The coronavirus pandemic and geopolitical tensions are roiling the real estate market's student housing sector globally this year but market players say Australia could emerge relatively unscathed or even gain ground at the expense of more mature markets in the U.S. and the U.K.
One investment consultant, who declined to be named, said he's cautious for now about ruling out more negative scenarios for the industry. For example, people are hoping that the political rift that has opened up over the past year or more between China and the U.S., or China and Australia, won't impede the all-important flow of Chinese students to those markets. But that's by no means assured, he said.
But other market players predict Australia's student accommodation sector is poised to emerge from the current set of challenges facing the industry with greater momentum than more established markets in the U.S. and the U.K.
"There's no historic evidence that Chinese students will boycott studying in Australia" as a result of a recent flare-up in tensions, Danny Phuan, head of acquisitions Asia-Pacific with Allianz Real Estate, noted. Australia could "gain more popularity as a top-rated international education hot spot" amid steps by the U.S. and the U.K. that are making Chinese students feel "markedly less welcome," he said.
And with the purpose-built student accommodation penetration ratio in Australia in the "low teens, relative to 30%-40% in the U.S. and U.K.," Australia's market has "pronounced potential ... to catch up going forward," Mr. Phuan said.
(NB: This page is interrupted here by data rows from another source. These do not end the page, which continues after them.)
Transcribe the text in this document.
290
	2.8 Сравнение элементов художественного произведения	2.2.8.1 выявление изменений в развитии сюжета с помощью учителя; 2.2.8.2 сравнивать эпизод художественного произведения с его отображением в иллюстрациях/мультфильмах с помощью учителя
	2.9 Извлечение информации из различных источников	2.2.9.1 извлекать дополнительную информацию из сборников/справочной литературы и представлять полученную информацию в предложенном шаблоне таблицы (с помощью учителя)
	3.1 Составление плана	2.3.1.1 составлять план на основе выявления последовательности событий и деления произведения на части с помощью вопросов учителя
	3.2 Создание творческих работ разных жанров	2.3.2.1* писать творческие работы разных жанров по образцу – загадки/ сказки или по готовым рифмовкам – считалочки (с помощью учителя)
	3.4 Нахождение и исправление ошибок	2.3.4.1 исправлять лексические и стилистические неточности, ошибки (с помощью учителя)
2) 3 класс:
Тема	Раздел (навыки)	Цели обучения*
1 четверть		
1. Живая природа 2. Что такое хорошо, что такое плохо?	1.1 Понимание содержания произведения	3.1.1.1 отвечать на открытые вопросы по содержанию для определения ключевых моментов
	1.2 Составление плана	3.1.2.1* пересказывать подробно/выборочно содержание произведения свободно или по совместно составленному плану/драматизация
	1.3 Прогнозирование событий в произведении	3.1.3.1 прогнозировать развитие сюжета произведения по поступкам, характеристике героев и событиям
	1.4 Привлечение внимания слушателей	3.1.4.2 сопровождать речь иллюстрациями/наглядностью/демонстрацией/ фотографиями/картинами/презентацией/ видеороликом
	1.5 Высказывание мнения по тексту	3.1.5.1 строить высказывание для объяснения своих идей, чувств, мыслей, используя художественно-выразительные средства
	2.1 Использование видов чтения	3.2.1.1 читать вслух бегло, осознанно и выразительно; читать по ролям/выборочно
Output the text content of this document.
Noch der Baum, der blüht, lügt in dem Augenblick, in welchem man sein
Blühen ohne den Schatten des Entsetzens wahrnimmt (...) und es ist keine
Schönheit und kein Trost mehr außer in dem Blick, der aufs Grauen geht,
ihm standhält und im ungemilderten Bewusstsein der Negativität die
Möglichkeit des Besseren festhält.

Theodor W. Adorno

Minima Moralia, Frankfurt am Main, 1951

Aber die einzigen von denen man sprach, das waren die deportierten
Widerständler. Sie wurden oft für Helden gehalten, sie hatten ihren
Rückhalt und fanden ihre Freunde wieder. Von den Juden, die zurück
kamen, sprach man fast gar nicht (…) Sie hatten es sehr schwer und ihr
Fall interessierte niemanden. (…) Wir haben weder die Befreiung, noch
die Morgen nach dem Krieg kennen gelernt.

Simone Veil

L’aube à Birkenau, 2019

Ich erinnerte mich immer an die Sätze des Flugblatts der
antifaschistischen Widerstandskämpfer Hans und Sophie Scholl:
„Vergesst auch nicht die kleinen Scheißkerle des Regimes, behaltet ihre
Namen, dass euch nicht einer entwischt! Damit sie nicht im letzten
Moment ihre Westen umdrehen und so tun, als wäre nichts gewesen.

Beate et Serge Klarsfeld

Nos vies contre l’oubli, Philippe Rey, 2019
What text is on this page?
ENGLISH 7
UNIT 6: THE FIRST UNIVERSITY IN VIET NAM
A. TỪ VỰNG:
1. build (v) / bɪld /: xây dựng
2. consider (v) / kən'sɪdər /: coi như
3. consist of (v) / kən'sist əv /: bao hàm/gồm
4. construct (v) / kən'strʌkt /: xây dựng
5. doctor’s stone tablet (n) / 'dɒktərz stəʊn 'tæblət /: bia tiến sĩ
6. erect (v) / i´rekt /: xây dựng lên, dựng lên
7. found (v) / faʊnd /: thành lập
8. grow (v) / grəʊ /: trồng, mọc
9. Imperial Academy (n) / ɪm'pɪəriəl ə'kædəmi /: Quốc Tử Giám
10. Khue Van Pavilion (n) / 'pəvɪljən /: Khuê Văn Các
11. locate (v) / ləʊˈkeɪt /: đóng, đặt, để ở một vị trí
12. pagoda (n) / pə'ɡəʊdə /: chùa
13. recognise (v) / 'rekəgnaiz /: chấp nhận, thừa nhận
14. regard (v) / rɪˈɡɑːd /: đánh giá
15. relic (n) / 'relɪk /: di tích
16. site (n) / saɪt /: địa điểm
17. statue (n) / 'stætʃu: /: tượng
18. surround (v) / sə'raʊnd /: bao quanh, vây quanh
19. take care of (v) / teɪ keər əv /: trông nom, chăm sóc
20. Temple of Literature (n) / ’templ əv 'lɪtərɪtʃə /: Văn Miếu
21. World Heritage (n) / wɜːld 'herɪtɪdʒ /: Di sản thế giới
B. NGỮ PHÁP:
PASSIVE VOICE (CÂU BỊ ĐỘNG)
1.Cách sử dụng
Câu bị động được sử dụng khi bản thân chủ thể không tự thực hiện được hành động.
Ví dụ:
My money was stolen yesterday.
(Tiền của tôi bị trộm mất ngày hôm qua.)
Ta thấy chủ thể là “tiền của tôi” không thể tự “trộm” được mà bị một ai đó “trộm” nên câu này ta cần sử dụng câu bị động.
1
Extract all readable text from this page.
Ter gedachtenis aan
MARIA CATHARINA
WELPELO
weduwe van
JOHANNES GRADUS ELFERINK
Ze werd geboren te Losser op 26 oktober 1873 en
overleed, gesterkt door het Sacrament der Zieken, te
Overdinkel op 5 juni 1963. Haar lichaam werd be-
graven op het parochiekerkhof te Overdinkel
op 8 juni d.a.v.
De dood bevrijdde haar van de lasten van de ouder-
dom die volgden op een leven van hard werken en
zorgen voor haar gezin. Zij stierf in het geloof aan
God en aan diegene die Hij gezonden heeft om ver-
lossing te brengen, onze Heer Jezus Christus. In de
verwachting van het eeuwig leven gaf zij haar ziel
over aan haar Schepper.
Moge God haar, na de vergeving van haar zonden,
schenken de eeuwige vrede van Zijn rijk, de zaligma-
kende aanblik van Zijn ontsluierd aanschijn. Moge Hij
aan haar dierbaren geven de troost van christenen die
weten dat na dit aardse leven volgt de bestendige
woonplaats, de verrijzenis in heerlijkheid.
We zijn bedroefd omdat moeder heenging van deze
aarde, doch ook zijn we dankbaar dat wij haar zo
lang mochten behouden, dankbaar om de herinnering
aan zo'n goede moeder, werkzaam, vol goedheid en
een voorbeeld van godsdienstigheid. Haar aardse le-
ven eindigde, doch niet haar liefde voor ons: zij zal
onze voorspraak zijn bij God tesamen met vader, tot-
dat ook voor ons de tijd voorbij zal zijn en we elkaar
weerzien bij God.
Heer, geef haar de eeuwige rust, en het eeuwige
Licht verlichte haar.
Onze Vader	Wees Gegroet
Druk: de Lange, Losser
Stephen Gaitanos, Sydney-based managing director and group CEO at Scape Australia — Australia's largest student accommodation provider — said whether the focus is on geopolitical tensions or success in containing the coronavirus pandemic, Australia now is better positioned than the U.S. and the U.K. to turn the corner and capture market share in the global student accommodation sector.
There will be some "hiccups and hurdles" in 2020, but given "the appropriate way our government has dealt with COVID" and Australia's mutually beneficial relationship with China, the country is in a strong position relative to the U.S. and the U.K., where China is "having a much bigger fight," he said.